IT支援業者のサポートを受けながら進めていくため、ITツールを詳しく知らない経営者も安心ですね。
IT導入補助金に関する、よくある質問
IT導入補助金に関する、よくある質問を集めました。
- 導入事例には、どのようなものがある?
- 申請前に準備が必要なものは?
- IT導入補助金は誰でも受けられる?
- IT導入補助金の申請締め切りは?
- IT導入補助金の対象となる企業は?
- 導入事例には、どのようなものがある?
-
IT導入補助金の活用事例を知りたい場合は、中小機構のIT導入補助金HPの事例一覧を参考にしましょう。IT導入補助金2024でも導入事例ページがあります。
補助金を利用して導入したITツールの一例は以下のとおりです。
- Web会議システム(Zoom)の導入
- 日報データのクラウド化
- 決済システムの導入
- ECサイト構築
- 予約管理ツール導入
IT導入支援業者による経営アドバイスも支援の対象となっており、売上アップしたという事例が数多く閲覧できます。
ただし過去の導入事例のため、現在のツール要件と違う場合もあるので注意が必要です。
- 申請前に準備が必要なものは?
-
申請前に準備しておくのは以下です。
- gBizIDプライムのアカウント取得
- みらデジ経営チェック
- 「SECURITY ACTION」宣言
- 履歴事項全部証明書(発行から3か月以内のもの)
- 納税証明書
- IT導入補助金は誰でも受けられる?
-
IT導入補助金の主な対象は、中小企業と個人事業主です。また、資本金と従業員数の要件を満たしている必要もあります。

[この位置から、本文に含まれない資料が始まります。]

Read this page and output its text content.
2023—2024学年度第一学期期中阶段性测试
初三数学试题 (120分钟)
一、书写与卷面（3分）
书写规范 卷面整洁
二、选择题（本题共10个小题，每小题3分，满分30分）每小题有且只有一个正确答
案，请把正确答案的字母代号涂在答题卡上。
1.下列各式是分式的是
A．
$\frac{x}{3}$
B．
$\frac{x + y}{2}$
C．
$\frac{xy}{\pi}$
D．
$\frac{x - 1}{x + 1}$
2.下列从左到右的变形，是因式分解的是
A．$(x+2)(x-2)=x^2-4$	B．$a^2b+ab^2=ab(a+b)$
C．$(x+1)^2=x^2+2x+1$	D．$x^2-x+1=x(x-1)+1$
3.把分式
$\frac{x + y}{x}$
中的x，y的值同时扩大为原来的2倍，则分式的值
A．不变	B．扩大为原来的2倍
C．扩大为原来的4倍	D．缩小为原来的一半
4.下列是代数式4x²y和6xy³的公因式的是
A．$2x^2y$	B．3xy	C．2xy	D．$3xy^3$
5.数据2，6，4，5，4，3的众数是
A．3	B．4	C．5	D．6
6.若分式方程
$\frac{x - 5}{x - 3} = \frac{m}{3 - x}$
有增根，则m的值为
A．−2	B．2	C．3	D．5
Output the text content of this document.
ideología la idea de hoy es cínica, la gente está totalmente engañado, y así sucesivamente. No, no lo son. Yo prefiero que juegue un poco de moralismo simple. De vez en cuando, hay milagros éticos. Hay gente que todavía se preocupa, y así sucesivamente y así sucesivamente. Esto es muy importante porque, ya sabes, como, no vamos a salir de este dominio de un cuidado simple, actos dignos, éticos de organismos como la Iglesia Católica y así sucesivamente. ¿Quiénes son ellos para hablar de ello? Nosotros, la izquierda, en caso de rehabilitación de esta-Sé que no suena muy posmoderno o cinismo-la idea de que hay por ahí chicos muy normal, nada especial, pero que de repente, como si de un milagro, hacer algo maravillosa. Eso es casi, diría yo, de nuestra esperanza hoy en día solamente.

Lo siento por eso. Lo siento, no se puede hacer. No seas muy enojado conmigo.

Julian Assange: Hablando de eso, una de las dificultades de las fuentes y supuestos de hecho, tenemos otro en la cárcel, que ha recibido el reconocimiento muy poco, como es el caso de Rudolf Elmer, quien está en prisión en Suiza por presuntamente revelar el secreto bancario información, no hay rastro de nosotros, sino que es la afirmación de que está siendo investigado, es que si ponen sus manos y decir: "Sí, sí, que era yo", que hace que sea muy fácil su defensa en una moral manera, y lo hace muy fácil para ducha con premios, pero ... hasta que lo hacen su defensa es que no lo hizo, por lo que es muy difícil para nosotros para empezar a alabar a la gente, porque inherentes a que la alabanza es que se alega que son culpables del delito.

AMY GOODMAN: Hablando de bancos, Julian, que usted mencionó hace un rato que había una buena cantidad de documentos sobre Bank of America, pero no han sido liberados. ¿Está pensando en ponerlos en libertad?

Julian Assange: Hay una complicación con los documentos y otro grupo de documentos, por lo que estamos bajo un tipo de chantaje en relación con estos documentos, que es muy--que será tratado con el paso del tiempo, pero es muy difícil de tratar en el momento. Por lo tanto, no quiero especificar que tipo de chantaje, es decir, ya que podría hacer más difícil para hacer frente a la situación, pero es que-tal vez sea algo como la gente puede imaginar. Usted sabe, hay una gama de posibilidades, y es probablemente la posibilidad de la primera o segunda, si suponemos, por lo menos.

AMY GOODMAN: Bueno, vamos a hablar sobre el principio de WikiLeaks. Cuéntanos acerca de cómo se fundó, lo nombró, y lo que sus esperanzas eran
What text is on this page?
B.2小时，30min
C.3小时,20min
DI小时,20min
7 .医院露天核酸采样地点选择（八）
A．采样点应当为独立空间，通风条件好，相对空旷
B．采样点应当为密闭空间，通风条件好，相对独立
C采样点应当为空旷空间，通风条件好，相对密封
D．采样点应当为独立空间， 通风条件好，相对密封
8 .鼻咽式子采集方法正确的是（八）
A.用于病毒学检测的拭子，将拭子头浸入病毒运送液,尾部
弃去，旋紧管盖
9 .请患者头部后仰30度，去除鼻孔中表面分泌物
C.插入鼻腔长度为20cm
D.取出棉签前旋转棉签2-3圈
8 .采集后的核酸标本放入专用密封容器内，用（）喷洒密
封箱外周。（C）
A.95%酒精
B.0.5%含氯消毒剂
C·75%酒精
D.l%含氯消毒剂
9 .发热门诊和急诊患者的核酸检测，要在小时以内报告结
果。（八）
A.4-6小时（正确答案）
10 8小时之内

個人事業主の場合は、従業員数5人以下といった条件があります。法人の場合は、資本金の条件もあるため、検討する際は条件を必ず確認しましょう。
- IT導入補助金の申請締め切りは?
-
申請の締め切りは、年何回かに分かれて設定されています。2024年は通常枠は7回、インボイス枠は12回に分かれて募集されています。
その都度、発表されるため、IT導入補助金のホームページをまめにチェックしておきましょう。
- 補助金の対象となる企業は?
-
対象企業と対象規模は、業種ごとに決められています。IT導入補助金の専用ページに対象となる企業の条件が掲載されているので、事前に確認しておきましょう。
医療法人・社会福祉法人・学校法人など
小規模事業者
まとめ
本記事では、IT導入補助金に関する対象企業や申請手順について解説しました。最後に重要なポイントをおさらいしましょう。
- 中小企業・小規模事業者向けの、ITツール導入費用の一部を補助する制度
- 補助対象は、会計ソフト、販売管理システム、決済サービスなど、業務効率化に繋がるさまざまなITツール
- 支援事業者とマッチングし、申請から導入までをサポートしてもらう
- 補助金には5つの枠がある
- 申請にはgBizIDの取得が必要である
- 補助率や補助額は条件や枠によって違う
- 最大3,000万円までの補助枠がある
- 交付決定前に発注してはいけない
IT導入補助金の申請には、さまざまな手続きや手順があります。しかし、支援業者とマッチングし、全面的なサポートを受けられるため、ITツールに慣れていない企業も安心です。
掲載されている事例を見ると、ITツール導入で売上を大きくのばしている企業が多く見受けられます。この記事を参考に、ぜひ補助金申請にトライしてみましょう。
なお、申請の締め切りは、ホームページで順次発表されます。申請を検討している方は、こまめにチェックしておきましょう。